A fifth FAQ clarifies that non-Indian individuals may not receive retroactive cost-sharing reduction payments if they were enrolled in a QHP other than a silver-level QHP. Since Indians are eligible for zero-level cost sharing regardless of what level plan they are enrolled in, Indians are eligible for retroactive cost-sharing reductions even if they were not enrolled in a silver plan. Individuals who were enrolled in a QHP outside of the exchange are entitled to a special enrollment period that will allow them to change plans upon enrollment through the exchange, including a change to a silver plan eligible for cost-sharing reductions. A sixth FAQ provides that retroactive premium credits and cost- sharing reduction payments can only be offered for a QHP that is identical to a QHP offered in the marketplace.

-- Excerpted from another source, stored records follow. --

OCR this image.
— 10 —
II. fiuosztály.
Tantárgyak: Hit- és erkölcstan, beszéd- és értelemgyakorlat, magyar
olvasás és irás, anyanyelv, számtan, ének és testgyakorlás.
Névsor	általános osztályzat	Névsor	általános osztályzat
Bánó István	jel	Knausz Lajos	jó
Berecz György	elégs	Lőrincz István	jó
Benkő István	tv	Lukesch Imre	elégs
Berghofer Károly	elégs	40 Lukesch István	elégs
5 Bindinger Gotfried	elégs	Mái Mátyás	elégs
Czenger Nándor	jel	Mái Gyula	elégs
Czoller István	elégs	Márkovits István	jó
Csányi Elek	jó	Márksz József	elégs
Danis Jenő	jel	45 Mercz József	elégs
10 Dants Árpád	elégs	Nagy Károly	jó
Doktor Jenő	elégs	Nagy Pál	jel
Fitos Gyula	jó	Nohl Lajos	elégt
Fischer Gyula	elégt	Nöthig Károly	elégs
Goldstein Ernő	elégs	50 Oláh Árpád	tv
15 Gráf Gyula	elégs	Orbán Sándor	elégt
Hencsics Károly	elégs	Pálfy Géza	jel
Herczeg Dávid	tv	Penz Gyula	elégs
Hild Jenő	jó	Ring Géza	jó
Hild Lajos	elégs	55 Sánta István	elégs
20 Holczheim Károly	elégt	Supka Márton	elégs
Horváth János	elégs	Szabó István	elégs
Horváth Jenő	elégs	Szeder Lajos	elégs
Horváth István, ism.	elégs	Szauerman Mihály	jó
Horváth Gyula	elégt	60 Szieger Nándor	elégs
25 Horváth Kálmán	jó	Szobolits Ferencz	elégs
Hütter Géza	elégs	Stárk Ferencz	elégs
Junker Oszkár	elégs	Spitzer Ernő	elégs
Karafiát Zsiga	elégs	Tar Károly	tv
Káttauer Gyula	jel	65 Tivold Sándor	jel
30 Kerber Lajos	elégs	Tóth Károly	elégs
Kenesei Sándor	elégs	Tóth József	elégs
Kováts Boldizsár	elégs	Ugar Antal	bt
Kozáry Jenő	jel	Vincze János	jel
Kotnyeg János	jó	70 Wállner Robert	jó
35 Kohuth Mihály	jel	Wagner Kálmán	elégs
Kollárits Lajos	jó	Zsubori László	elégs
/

The final two FAQs address direct enrollment in the SHOP. The FF-SHOP has allowed employers, on a transitional basis, to enroll in plans directly through brokers and agents because online enrollment is not yet possible. States in which online enrollment is also not possible can request permission from CMS to also allow direct enrollment. CMS and Treasury will then work with the state to assist employers who enroll in eligible QHPs to assess the small employer premium tax credit.
Finally, CMS released on March 14, 2014 a series of FAQs on the use of 1311 state exchange grants and no-cost extensions of these grants. States that reasonably require additional time to complete the design, development, and implementation of activities that were part of their original exchange grant can request a no-cost extension to extend the use of the funds beyond December 31, 2014. These funds cannot be used for routine maintenance and operating costs, such as rent, software maintenance, telecommunications, utilities, or base operational personnel or contractors.
The availability of 2014 funds for current state-based marketplaces or partnership marketplace ends on December 31, 2014. State partnership marketplaces transitioning from a partnership marketplace to a state-based marketplace, or from an FFM to a state-based marketplace, may apply for a grant lasting from 1 to 3 years.